Minister of Energy Kanja Sesay told Reuters that the outstanding amount "was accrued over time because the government subsidizes more than half the cost the ship charges per kilowatt hour."
He said the government had to spend more on the subsidy because it charges consumers in the weak local Leone currency, one of worst performing against the dollar in which it pays the power provider.
A government commission has been set up to review consumer electricity tariffs which could double.
Karpowership, one of the world's largest operators of floating power plants and part of the Karadeniz Energy Group, signed deals in 2018 and 2020 to provide electricity to Sierra Leone's state power utility.
The company has made similar deals with several Africa countries that are struggling with electricity supply.
Karpowership could not be reached for comment.
The company says on its website that it had deployed around 65 megawatt power generation capacity to Sierra Leone since 2020 and has been supplying 80% of its total electricity needs.

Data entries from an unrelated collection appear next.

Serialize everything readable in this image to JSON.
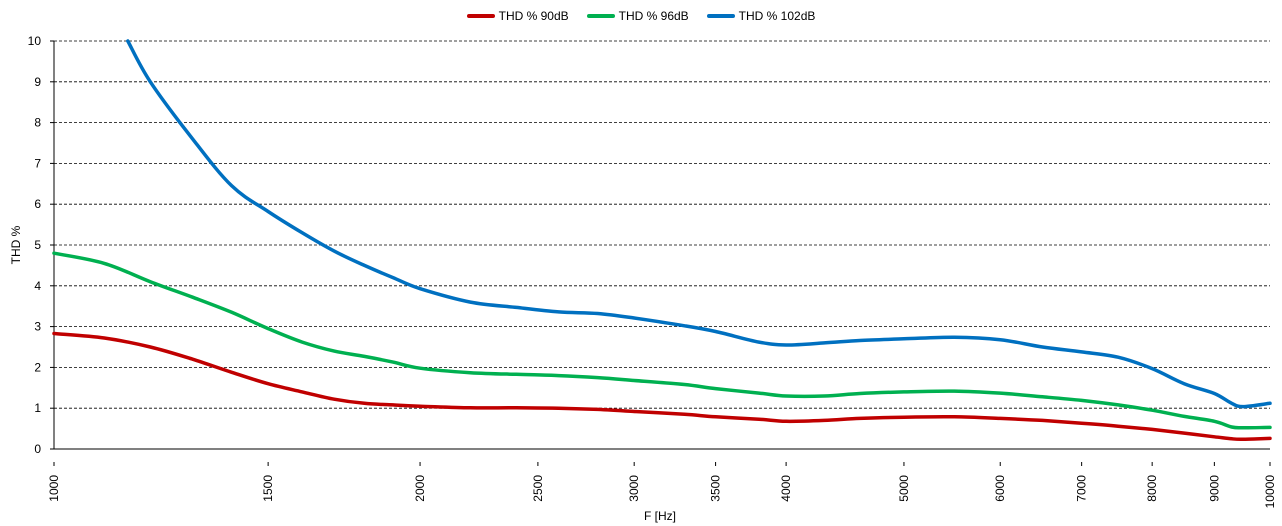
{
  "chart_data": {
    "type": "line",
    "xlabel": "F [Hz]",
    "ylabel": "THD  %",
    "xscale": "log",
    "xlim": [
      1000,
      10000
    ],
    "ylim": [
      0,
      10
    ],
    "yticks": [
      0,
      1,
      2,
      3,
      4,
      5,
      6,
      7,
      8,
      9,
      10
    ],
    "xticks": [
      1000,
      1500,
      2000,
      2500,
      3000,
      3500,
      4000,
      5000,
      6000,
      7000,
      8000,
      9000,
      10000
    ],
    "grid": "horizontal",
    "legend": "top-center",
    "series": [
      {
        "name": "THD % 90dB",
        "color": "#c00000",
        "x": [
          1000,
          1100,
          1200,
          1300,
          1400,
          1500,
          1600,
          1700,
          1800,
          1900,
          2000,
          2200,
          2400,
          2600,
          2800,
          3000,
          3300,
          3500,
          3800,
          4000,
          4300,
          4600,
          5000,
          5500,
          6000,
          6500,
          7000,
          7500,
          8000,
          8500,
          9000,
          9300,
          9500,
          10000
        ],
        "values": [
          2.83,
          2.72,
          2.5,
          2.2,
          1.88,
          1.6,
          1.4,
          1.22,
          1.12,
          1.08,
          1.05,
          1.01,
          1.01,
          1.0,
          0.97,
          0.92,
          0.85,
          0.79,
          0.73,
          0.68,
          0.7,
          0.75,
          0.78,
          0.79,
          0.75,
          0.7,
          0.63,
          0.56,
          0.48,
          0.39,
          0.3,
          0.25,
          0.24,
          0.26
        ]
      },
      {
        "name": "THD % 96dB",
        "color": "#00b050",
        "x": [
          1000,
          1100,
          1200,
          1300,
          1400,
          1500,
          1600,
          1700,
          1800,
          1900,
          2000,
          2200,
          2400,
          2600,
          2800,
          3000,
          3300,
          3500,
          3800,
          4000,
          4300,
          4600,
          5000,
          5500,
          6000,
          6500,
          7000,
          7500,
          8000,
          8500,
          9000,
          9300,
          9500,
          10000
        ],
        "values": [
          4.8,
          4.55,
          4.1,
          3.72,
          3.35,
          2.95,
          2.62,
          2.4,
          2.27,
          2.13,
          1.98,
          1.87,
          1.83,
          1.8,
          1.75,
          1.68,
          1.58,
          1.48,
          1.37,
          1.3,
          1.3,
          1.36,
          1.4,
          1.42,
          1.37,
          1.28,
          1.19,
          1.08,
          0.95,
          0.8,
          0.68,
          0.54,
          0.52,
          0.53
        ]
      },
      {
        "name": "THD % 102dB",
        "color": "#0070c0",
        "x": [
          1150,
          1200,
          1300,
          1400,
          1500,
          1600,
          1700,
          1800,
          1900,
          2000,
          2200,
          2400,
          2600,
          2800,
          3000,
          3300,
          3500,
          3800,
          4000,
          4300,
          4600,
          5000,
          5500,
          6000,
          6500,
          7000,
          7500,
          8000,
          8500,
          9000,
          9300,
          9500,
          10000
        ],
        "values": [
          10.0,
          9.0,
          7.6,
          6.45,
          5.82,
          5.3,
          4.85,
          4.5,
          4.2,
          3.93,
          3.6,
          3.47,
          3.36,
          3.32,
          3.21,
          3.02,
          2.88,
          2.62,
          2.55,
          2.6,
          2.66,
          2.7,
          2.74,
          2.68,
          2.5,
          2.38,
          2.25,
          1.97,
          1.6,
          1.36,
          1.12,
          1.04,
          1.12
        ]
      }
    ]
  }
}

Sesay said the switch-off by Karpowership had reduced electricity supply to the capital by 13%. Electricity is now being rationed in the capital with homes and business going without electricity for hours daily.
Karpower is one of three sources of electricity to the city — the other two includes the country's hydro dam, and power from the from an interconnection with Ivory Coast which also supplies Guinea and Liberia.
Sesay said Karpower supply is mostly needed during the dry season when water levels at its dam are low. Dependence on the firm is reduced during the rainy season. The country is currently at the peak of its May to November rainy season.